Right Here, Right Now: “Making Empowering Moments a Reality”
In this economy, customers cannot afford to have to wait. They have multiple needs that must be met quickly and efficiently, which means it is critical for them to have products that they can trust. Not only do customers want to feel confident in what they use, they also want those products to be in real time. Just ask Jonathan Ellis, the Chief Technology Officer and Co-Founder of DataStax. He knows what it means for things to be instantaneous, individualized, continuous, and global. That is why he and the experts at DataStax are equipped to deliver Enterprise-Ready features in a Right Now Economy. Their technology guarantees quality and customer satisfaction in the here and now.
Tamara: Can you share a story that inspired you to get involved in AI?
Jonathan: I was studying computer science in college when the IBM Deep Blue defeated Garry Kasparov. It’s common knowledge that Deep Blue ran on massively parallel IBM RS-6000 servers, but most people don’t know that what made it unique was that these servers were paired with custom chess microprocessors. This let Deep Blue analyze ten times more moves per second than could be achieved in software alone. In a way, this was an early (and expensive) echo of what we see now, with deep learning models today taking advantage of GPU, FPGA, and custom silicon acceleration.
Tamara: Describe your company and the AI/predictive analytics/data analytics products/services you offer.

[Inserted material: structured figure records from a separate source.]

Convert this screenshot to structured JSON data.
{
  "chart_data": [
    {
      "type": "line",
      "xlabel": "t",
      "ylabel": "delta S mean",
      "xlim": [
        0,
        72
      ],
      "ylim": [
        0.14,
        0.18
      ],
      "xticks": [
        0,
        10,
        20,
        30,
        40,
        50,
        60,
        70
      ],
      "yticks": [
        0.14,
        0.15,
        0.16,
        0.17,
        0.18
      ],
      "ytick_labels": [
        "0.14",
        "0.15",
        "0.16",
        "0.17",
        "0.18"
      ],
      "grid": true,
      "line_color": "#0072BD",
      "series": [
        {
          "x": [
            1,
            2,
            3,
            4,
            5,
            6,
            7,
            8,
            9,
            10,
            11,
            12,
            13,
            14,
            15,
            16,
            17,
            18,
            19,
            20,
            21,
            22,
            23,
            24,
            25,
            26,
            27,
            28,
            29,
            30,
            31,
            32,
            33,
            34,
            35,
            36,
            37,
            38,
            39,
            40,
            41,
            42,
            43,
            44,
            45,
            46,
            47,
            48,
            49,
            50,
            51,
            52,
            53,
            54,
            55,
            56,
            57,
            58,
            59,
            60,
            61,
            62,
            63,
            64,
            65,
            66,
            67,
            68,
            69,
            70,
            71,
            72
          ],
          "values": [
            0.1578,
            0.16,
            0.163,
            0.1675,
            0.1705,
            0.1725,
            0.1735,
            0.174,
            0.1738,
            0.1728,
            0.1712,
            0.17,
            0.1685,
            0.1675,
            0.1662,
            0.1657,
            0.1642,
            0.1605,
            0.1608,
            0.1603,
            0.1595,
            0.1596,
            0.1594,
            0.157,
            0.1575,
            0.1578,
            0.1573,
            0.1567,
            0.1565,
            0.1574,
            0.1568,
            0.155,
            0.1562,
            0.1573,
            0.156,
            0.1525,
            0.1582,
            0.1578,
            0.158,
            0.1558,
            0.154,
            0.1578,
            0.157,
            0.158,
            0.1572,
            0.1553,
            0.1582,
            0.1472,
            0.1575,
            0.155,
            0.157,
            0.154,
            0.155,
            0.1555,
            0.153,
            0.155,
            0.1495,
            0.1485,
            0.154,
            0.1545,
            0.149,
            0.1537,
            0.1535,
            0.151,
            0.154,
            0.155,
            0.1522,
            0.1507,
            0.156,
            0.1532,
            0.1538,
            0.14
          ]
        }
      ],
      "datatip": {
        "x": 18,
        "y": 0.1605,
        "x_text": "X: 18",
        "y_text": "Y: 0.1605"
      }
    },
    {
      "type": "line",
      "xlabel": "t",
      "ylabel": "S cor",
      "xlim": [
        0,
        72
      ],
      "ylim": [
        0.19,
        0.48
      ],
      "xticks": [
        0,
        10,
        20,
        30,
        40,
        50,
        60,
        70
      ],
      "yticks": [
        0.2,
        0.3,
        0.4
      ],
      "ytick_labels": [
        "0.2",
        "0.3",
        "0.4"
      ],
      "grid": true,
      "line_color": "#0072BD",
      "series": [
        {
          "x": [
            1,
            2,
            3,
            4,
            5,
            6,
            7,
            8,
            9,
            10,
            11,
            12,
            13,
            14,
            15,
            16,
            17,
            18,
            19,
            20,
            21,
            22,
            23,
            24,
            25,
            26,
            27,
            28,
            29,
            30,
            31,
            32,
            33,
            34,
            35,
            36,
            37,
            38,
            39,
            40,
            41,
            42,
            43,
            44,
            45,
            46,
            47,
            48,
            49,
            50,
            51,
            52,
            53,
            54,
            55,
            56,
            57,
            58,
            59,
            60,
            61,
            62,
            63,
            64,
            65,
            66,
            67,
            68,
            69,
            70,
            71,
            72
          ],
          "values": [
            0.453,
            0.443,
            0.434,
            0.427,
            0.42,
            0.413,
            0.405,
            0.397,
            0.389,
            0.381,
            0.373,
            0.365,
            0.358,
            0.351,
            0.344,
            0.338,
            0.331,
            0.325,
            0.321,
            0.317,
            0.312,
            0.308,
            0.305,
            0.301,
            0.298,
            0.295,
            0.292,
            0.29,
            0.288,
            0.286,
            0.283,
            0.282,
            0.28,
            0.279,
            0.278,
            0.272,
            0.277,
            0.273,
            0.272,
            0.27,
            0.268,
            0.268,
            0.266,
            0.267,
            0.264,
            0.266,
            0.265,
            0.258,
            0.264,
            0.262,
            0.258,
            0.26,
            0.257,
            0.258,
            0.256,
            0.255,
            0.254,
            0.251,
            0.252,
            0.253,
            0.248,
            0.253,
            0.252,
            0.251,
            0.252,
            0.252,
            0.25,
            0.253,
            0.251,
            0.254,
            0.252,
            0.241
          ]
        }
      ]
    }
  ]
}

Jonathan: DataStax provides DataStax Enterprise (DSE), a distributed cloud database that is at the heart of many applications in IoT, fraud detection, and personalization use cases.
Two things make DSE uniquely well suited for modern real-time AI applications. First, it offers a unified platform including both Spark Streaming and Graph capabilities. This simplifies building complex machine-learning applications like Deloitte MissionGraph.
Tamara: How do you see the AI/data analytics/predictive analysis industry evolving in the future?
Jonathan: One of the big challenges today is updating models in real-time in response to new information without doing a whole training cycle offline. I expect to see a lot of effort towards creating new training methods that offer reusable ways to accomplish this.
Tamara: How do you see your products/services evolving going forward?
Jonathan: It’s still too hard to build applications in general on a distributed database. This is a problem across the industry: everyone has a pretty good handle on the relational model at this point, but relational doesn’t scale once you need to partition it across multiple machines. So, we need a way to make data models scalable and partitionable automatically or semi-automatically.
Tamara: What is your favorite AI movie and why?
Jonathan: I’m not much of a moviegoer, but my favorite AI book might be Isaac Asimov’s I, Robot. Asimov’s robots were intelligent humanoids and this is the book where Isaac Asimov introduced his Three Laws of Robotics. Unfortunately, I understand that the 2004 movie did not actually have much in common with this.
Tamara: What would be the funniest or most interesting story that occurred to you during your company’s evolution?
Jonathan: Neither my co-founder Matt Pfeil or I had worked for an enterprise software company before, and we were completely naive about what that model entailed. We thought we could just let the world know that we were building the world’s best distributed database for hybrid cloud and that would be sufficient. Fortunately, we had advisors, including our early investors that clued us in to what building a sales force looked like.
Tamara: What are the 3–5 things that most excite you about AI? Why? (industry specific)
Jonathan: AI is to workers in the 21st century what automation was in the 20th, and while there’s both positive and negative connotations there I see the positive dominating. Yes, people lost their jobs when assembly lines replaced blacksmiths. But, for example, washing machines took something that took basically an entire day each week and turned it into almost an afterthought. Washing machines probably cost some jobs, but most people couldn’t afford to hire a laundry service; they did it themselves. So, automation made their lives immensely better. And I think that’s going to be the dominant effect as intelligent assistants mature — taking some of the drudgery out of knowledge work, making lives better a little at a time.
Tamara: Over the next three years, name at least one thing that we can expect in the future related to AI?
Jonathan: The skills gap for machine learning itself will narrow, but companies will still struggle in applying AI to business problems. I don’t think we’ll see many turnkey, AI-based solutions in the next three years; it will stay a Wild West of bespoke efforts at least that long.